There is a strong element of folklore in all this: Ibsen makes use here of the same legend that had inspired Hans Christian Andersen’s “The Little Mermaid” – of the Lady from the Sea who comes to the land, grows land-legs, and finds herself unable to return. But while the Little Mermaid’s failure to return to the sea is tragic, Ibsen considers other possibilities: human beings, after all, are capable of growth, of development: they are capable of “acclimatisation”. In his earlier masterpiece, Peer Gynt had been happy to let his face grow to fit whatever mask happened to be the most convenient at the time, but when he tries to find out who he really is, he finds himself to be like an onion – merely layer upon accumulated layer, with no real centre; but his opposite is Brand, the absolutist, the utterly inflexible, the man who is prepared to destroy what is most dear to him rather than compromise. Here, in a naturalistic setting, Ibsen ponders upon the possible meanings of the story of the Little Mermaid: is developing land legs necessarily a bad thing? Is not the ability to compromise among mankind’s most remarkable features, and possibly even its saving grace? In short, is the story of the Little Mermaid necessarily tragic?

The subplots – unusual in an Ibsen play – are fully but unobtrusively developed. There’s the younger daughter, Hilde, whom we will see again in the later play The Master Builder: in that play, when it is suggested that she return home, she says “Wild birds do not fly back into their cages”. Here, we see the cage for ourselves, and to be frank, it doesn’t seem so bad. But she is a wild bird, all the same: we see her here fascinated by a young man who is absurdly foolish and self-obsessed, and who doesn’t realise that he is dying; Hilde, however, knows, and, fascinated by his impending death, teases him mercilessly. The older sister, Bolette, is much gentler, but she too has dreams of breaking out of the backwater which is the only world she knows, and coming to terms with the world outside. But the only way she can leave her native backwater is to accept the proposal of Arnholm, who had formerly been her tutor. She does not see him as a husband, but what choice does she have? Earlier in the play, Ellida had told her husband  that he had “bought” her: her husband had been shocked and hurt, but could not deny the justice of the accusation. And now, we see the same pattern repeating itself: Bolette is being “bought” by her prospective husband. But things are not quite so simple as such a bald summary might suggest: Arnholm, like Ellida’s husband Wangel, is a decent and kindly man: possibly, in time, Bolette may “acclimatise” as well.

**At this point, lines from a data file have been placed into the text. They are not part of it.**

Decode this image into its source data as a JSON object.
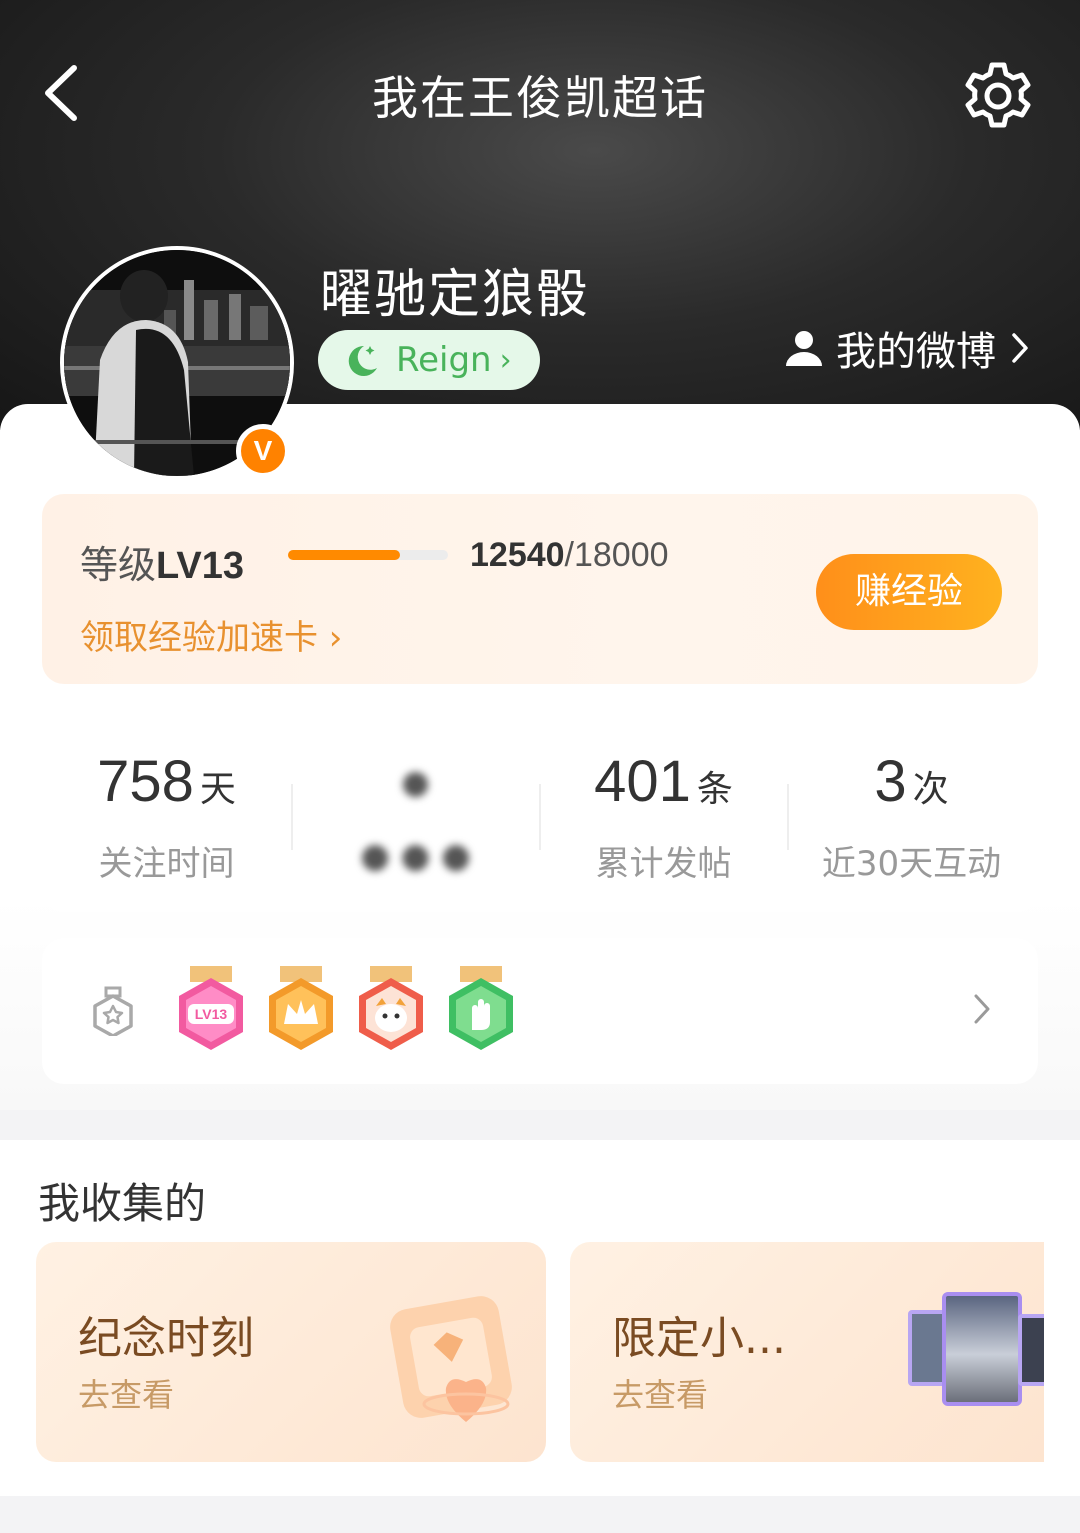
{
  "nav": {
    "title": "我在王俊凯超话",
    "back_icon": "chevron-left-icon",
    "settings_icon": "gear-icon"
  },
  "profile": {
    "username": "曜驰定狼骰",
    "verified_badge": "V",
    "title_pill": {
      "label": "Reign",
      "icon": "moon-star-icon",
      "color": "#49b35b"
    },
    "my_weibo": "我的微博"
  },
  "level": {
    "label_prefix": "等级",
    "level": "LV13",
    "current_exp": "12540",
    "max_exp": "/18000",
    "progress": 0.7,
    "boost_link": "领取经验加速卡 ›",
    "earn_button": "赚经验",
    "accent": "#ff8a00"
  },
  "stats": [
    {
      "value": "758",
      "unit": "天",
      "label": "关注时间"
    },
    {
      "value": "●",
      "unit": "",
      "label": "● ● ●"
    },
    {
      "value": "401",
      "unit": "条",
      "label": "累计发帖"
    },
    {
      "value": "3",
      "unit": "次",
      "label": "近30天互动"
    }
  ],
  "badges": {
    "items": [
      "LV13",
      "crown",
      "cartoon",
      "hand"
    ],
    "level_medal_text": "LV13"
  },
  "collection": {
    "title": "我收集的",
    "cards": [
      {
        "title": "纪念时刻",
        "subtitle": "去查看"
      },
      {
        "title": "限定小...",
        "subtitle": "去查看"
      }
    ]
  }
}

But acclimatisation cannot, and must not, be taken for granted. Wangel had been hurt when his wife had told him that he had “bought” her, but he must accept the truth of this. And he is duty-bound, as an honest man, to set her free. And this he does in the climactic scene of the play: it is a heroic effort, and such heroism is unexpected in a character who has been presented in generally unheroic terms. But nonetheless, he does set her free: whatever choice she makes now is her own, freely made. Ellida is taken aback, “With all your heart?”she asks in astonishment. Yes, her husband replies replies in pain, “with all my suffering heart”. And at this point, Ellida knows what her choice is, and it is not what she had expected. She has, despite everything, “acclimatised”.

***

In Ibsen’s very next play, Hedda Gabler, we are back in a human hell. No  longer are we out in the open air by the fjords and mountains: we are stuck, claustrophobically enclosed, in a bourgeois drawing room, in which all passions turn hellish and destructive. This is not because Ibsen had changed his mind about marriage: he was, as ever, exploring new and different facets. But Hedda Gabler , powerful though it is, does not negate this rich, rare play in which Ibsen considers the possibility that we humans may, despite everything, pull through together after all.